Performance of formulation

• Compare CLS & CWLS
• Use sparsifying transform regularizer
• 10 outer loop iterations followed by 150 image update iterations

$$ \begin{align*} \tag{CLS} \min_x & J(x) \ \st \ \norm{y - Ax}_2^2 < \epsilon \\ \tag {CWLS} \min_x & J(x) \ \st \ \norm{y - Ax}_{\blue{W}}^2 < \epsilon \end{align*} $$

Experiments

Performance of regularizers

• Test multiple regularizers using the CWLS framework
  • Total-variation (TV)
    • $J(x) = \norm{x}_{TV}$
    • Apply variable splitting to regularizer
  • Dictionary learning (DL):
    • $J(x) = \min_{D, a_j} \sum_j \norm{ E_j x - D a_j}_2^2 + \gamma \norm{z_j}_0$
    • Solve using orthogonal matching pursuit & K-SVD

Experiments

Time for one outer-loop iteration (seconds)

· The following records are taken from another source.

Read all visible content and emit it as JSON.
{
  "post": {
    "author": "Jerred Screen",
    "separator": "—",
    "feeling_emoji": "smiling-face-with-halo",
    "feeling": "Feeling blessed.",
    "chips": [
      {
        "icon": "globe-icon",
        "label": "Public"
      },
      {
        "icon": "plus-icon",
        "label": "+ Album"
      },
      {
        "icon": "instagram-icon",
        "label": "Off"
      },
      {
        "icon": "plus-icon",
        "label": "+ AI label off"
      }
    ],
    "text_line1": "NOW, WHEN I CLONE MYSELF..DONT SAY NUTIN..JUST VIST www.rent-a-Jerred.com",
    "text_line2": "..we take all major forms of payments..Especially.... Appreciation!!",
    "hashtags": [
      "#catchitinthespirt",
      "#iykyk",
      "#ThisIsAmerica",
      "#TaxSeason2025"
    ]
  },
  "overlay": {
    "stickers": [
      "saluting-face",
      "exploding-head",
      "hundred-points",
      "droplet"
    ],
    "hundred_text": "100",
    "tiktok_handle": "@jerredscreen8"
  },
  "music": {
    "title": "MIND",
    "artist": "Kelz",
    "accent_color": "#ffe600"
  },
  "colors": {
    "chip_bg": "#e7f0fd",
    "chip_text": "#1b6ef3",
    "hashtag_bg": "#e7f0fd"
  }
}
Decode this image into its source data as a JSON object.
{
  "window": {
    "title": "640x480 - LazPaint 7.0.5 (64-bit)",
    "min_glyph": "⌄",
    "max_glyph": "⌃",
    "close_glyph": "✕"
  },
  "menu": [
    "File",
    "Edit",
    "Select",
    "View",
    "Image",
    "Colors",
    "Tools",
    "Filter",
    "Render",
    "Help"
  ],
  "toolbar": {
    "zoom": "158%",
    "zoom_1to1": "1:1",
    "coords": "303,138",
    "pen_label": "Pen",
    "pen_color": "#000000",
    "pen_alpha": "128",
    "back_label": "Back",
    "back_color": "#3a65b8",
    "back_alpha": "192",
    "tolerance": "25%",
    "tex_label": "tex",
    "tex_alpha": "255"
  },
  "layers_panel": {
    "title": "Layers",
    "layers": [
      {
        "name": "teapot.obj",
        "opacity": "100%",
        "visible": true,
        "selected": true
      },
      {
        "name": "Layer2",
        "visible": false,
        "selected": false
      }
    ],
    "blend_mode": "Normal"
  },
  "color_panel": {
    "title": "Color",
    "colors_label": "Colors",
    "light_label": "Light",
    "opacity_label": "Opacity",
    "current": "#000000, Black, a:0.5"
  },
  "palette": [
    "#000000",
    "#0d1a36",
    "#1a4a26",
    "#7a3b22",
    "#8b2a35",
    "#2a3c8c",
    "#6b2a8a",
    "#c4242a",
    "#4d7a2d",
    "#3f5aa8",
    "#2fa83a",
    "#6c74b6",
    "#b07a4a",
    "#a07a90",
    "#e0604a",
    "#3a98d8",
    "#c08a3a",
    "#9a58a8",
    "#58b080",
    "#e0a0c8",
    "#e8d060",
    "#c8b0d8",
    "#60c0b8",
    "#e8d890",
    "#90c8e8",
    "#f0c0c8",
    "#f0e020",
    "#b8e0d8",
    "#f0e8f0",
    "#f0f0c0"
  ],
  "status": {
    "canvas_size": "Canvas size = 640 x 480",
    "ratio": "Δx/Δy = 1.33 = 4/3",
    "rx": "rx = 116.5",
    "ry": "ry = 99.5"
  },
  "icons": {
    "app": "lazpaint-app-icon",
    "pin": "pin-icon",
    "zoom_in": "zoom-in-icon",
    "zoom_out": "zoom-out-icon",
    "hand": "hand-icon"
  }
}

	$D/\Phi \text{ Update }$	$a/z \text{ Update }$	$\text{Image Update }$	$\text{Total}$
$\text{TV}$	$0$	$0$	$257.7$	$257.7$
$\text{DL}$	$54.5$	$20.3$	$249.1$	$323.9$
$\text{AST}$	$2.1$	$0.1$	$254.4$	$256.6$

Conclusions

• Constrained weighted least-squares for model-based reconstruction
  • Eliminates the penalty parameter $\lambda$
  • Better performance than constrained least-squares for low-dose reconstructions

• Adaptive sparsifying transform regularization
  • Outperforms synthesis dictionary learning regularization at the speed of total-variation regularization

Thanks!

Constrained Weighted Least Squares (CWLS)

Choosing $\epsilon$

• Quadratic approximation to negative log likelihood:

$$ \sqrt{w_k} (y_k - [Ax]_k) \sim N(0, 1) $$

$$ \implies \norm{y - Ax}_W^2 \sim \chi_M^2 $$

• Mean = $M$, variance = $2M$
• Set $\blue{\ \ \epsilon = c \cdot (M + 2 \sqrt{2M})}$